Visibilidade cultural
A Companhia Brasiliana foi um grupo de música, dança e teatro afro-brasileiros com o elenco todo formado por artistas negros que se apresentou em mais de noventa países ao longo de sua trajetória apresentando um espetáculo baseado na história, cultura e musicalidade afro-brasileiras. O documentário faz um resgate histórico importante ao mostrar já que na metade do século XX o Brasil tinha um grupo artístico focado na cultura negra e que esse grupo teve uma imensa visibilidade internacional, circulando o mundo e participando de grandes eventos, desde filmes da Sophia Loren a aberturas de Copa do Mundo.
Estruturalmente ele segue aquilo que se espera de documentários sobre música, com entrevistas para ouvir as pessoas que trabalharam na companhia e pesquisadores que analisaram sua história com imagens de arquivo que mostram as apresentações do grupo e revelam a presença de várias figuras importantes da cultura de diferentes países em seus shows. Ainda que seja convencional, a produção se sustenta pela relevância da história que conta e do resgate de arquivo empreendido, trazendo imagens de performances em diferentes países que ilustram a força expressiva da dança e musicalidade do grupo ilustrando o que seus artistas tinham de especial.
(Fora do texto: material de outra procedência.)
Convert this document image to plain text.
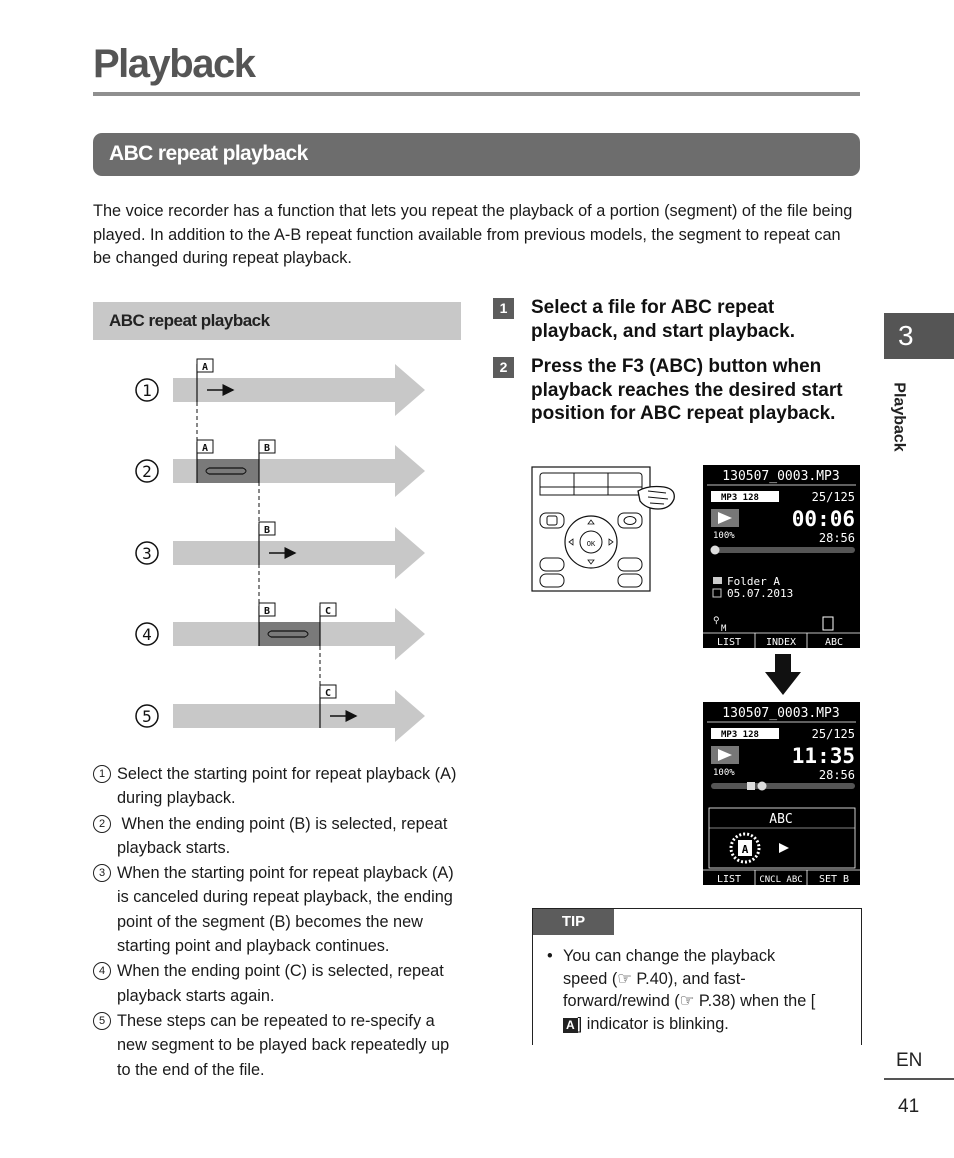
Playback
ABC repeat playback
The voice recorder has a function that lets you repeat the playback of a portion (segment) of the file being played. In addition to the A-B repeat function available from previous models, the segment to repeat can be changed during repeat playback.
ABC repeat playback
1
A
2
A	B
3
B
4
B	C
5
C
1 Select the starting point for repeat playback (A) during playback.
2 When the ending point (B) is selected, repeat playback starts.
3 When the starting point for repeat playback (A) is canceled during repeat playback, the ending point of the segment (B) becomes the new starting point and playback continues.
4 When the ending point (C) is selected, repeat playback starts again.
5 These steps can be repeated to re-specify a new segment to be played back repeatedly up to the end of the file.
1	Select a file for ABC repeat playback, and start playback.
2	Press the F3 (ABC) button when playback reaches the desired start position for ABC repeat playback.
OK
130507_0003.MP3
MP3 128	25/125
00:06
100%	28:56
Folder A
05.07.2013
⚲
M
LIST INDEX	ABC
130507_0003.MP3
MP3 128	25/125
11:35
100%	28:56
ABC
A
LIST CNCL ABC SET B
TIP
• You can change the playback speed (☞ P.40), and fast-forward/rewind (☞ P.38) when the [A ] indicator is blinking.
3
Playback
EN
41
O documentário também nos conquista pelos personagens interessantes que são entrevistados. Ex funcionários da companhia (dançarinos, coreógrafos, músicos, etc) que narram de maneira bem humorada os perrengues de turnês, as disputas de egos que haviam internamente e os envolvimentos amorosos com celebridades que vão de Jair Rodrigues a Robert De Niro.
Olhar estrangeiro
Ainda que reconheça a importância de uma companhia de dança e música construída por artistas negros para falar de cultura afro, dando às pessoas envolvidas no grupo oportunidades que pessoas negras simplesmente não tinham no Brasil dos anos 1950, o filme não deixa de analisar que havia um lado negativo no modo como estrangeiros recebiam as apresentações do grupo.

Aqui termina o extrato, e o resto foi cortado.